The Society for Worldwide Interbank Financial Telecommunication (SWIFT) is a high-security intermediary system that allows banks and institutions around the world to carry out financial transactions – that is, ordinary payments – among each other.

The system was founded in 1973 and is headquartered in La Hupe, Belgium.

Today, SWIFT links more than 11,000 financial institutions in more than 200 counties and territories, making it an essential piece of our globalised, fast-paced economy.

Crucially, SWIFT is used by EU member states to pay for Russian gas and oil, two resources that represent the backbone of the Russian economy.

Since the EU is Russia’s number one energy client, many are now calling for the country’s expulsion from SWIFT in order to deprive Moscow of the much-needed funds to sustain the ongoing invasion of Ukraine.

“If Russia is no longer able to actively participate in the international financial system, that has a major impact,” Fabian Zuleeg, Chief Executive at European Policy Centre (EPC), told Euronews.

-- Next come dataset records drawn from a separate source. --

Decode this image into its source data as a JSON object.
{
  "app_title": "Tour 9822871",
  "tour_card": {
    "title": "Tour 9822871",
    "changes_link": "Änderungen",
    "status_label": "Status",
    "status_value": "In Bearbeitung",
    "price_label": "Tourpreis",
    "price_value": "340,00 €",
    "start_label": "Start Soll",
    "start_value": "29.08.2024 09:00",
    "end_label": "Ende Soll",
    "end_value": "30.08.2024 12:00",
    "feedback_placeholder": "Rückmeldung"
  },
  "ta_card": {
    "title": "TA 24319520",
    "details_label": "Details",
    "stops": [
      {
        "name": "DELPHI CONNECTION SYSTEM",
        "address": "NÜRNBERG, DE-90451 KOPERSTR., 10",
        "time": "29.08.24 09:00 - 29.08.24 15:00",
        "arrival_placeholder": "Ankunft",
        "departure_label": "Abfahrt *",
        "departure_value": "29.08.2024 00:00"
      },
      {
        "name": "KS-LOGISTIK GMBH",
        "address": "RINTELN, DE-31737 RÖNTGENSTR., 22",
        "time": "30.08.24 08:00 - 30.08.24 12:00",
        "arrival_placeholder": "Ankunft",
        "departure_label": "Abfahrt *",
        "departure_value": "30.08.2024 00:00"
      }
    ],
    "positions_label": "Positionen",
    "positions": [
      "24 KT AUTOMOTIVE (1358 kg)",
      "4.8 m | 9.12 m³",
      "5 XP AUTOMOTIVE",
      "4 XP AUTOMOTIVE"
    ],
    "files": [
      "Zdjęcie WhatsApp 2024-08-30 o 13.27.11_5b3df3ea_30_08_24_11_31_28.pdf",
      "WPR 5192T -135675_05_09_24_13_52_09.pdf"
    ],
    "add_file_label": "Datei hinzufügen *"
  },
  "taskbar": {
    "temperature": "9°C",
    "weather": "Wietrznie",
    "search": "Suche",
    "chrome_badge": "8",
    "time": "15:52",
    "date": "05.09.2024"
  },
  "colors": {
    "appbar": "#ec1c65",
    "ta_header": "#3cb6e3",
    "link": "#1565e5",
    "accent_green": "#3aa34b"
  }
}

“It makes it very difficult to run financial institutions within Russia and it cuts off, very effectively, from outside finance. So, I think this is a move that would have helped.”

Why is expelling Russia from SWIFT considered risky?

But the move is risky. A total expulsion from SWIFT would mean that virtually all EU-Russia trade would come to a sudden halt, disrupting a significant part of the bloc’s economy.

Russia is the EU’s fifth-largest trade partner: in 2020, total trade in goods between the two amounted to €174.3 billion, of which €79 million were EU exports, according to the European Commission.

If this enormous amount of money were to disappear overnight, member states would feel the pain in an instantaneous and painful way. Gas prices would skyrocket, sending consumer bills to impossible highs and forcing many factories to stop production altogether.

“[SWIFT] is always an option. But right now, that’s not the position that the rest of Europe wishes to take,” said US President Joe Biden when asked about the possibility.

“If Russia is disconnected from SWIFT the economy will implode, it will be a catastrophe for the Russian economy. And if the major oligarchs are sanctioned, then Putin’s own wealth would be wiped out, and would be completely inaccessible. And those are two very material things to Vladimir Putin,” said financier Bill Browder, head of the Global Magnitsky Justice Campaign, named after his former lawyer who was murdered in a Russian jail.

“Does he [Putin] stop attacking Ukraine on the day that happens? Surely not. But does it put him in a position where everything that he’s worked for, for the last 20 years, has been sacrificed, surely yes. And at that point we are then in a position where we have some leverage,” Browder told Euronews.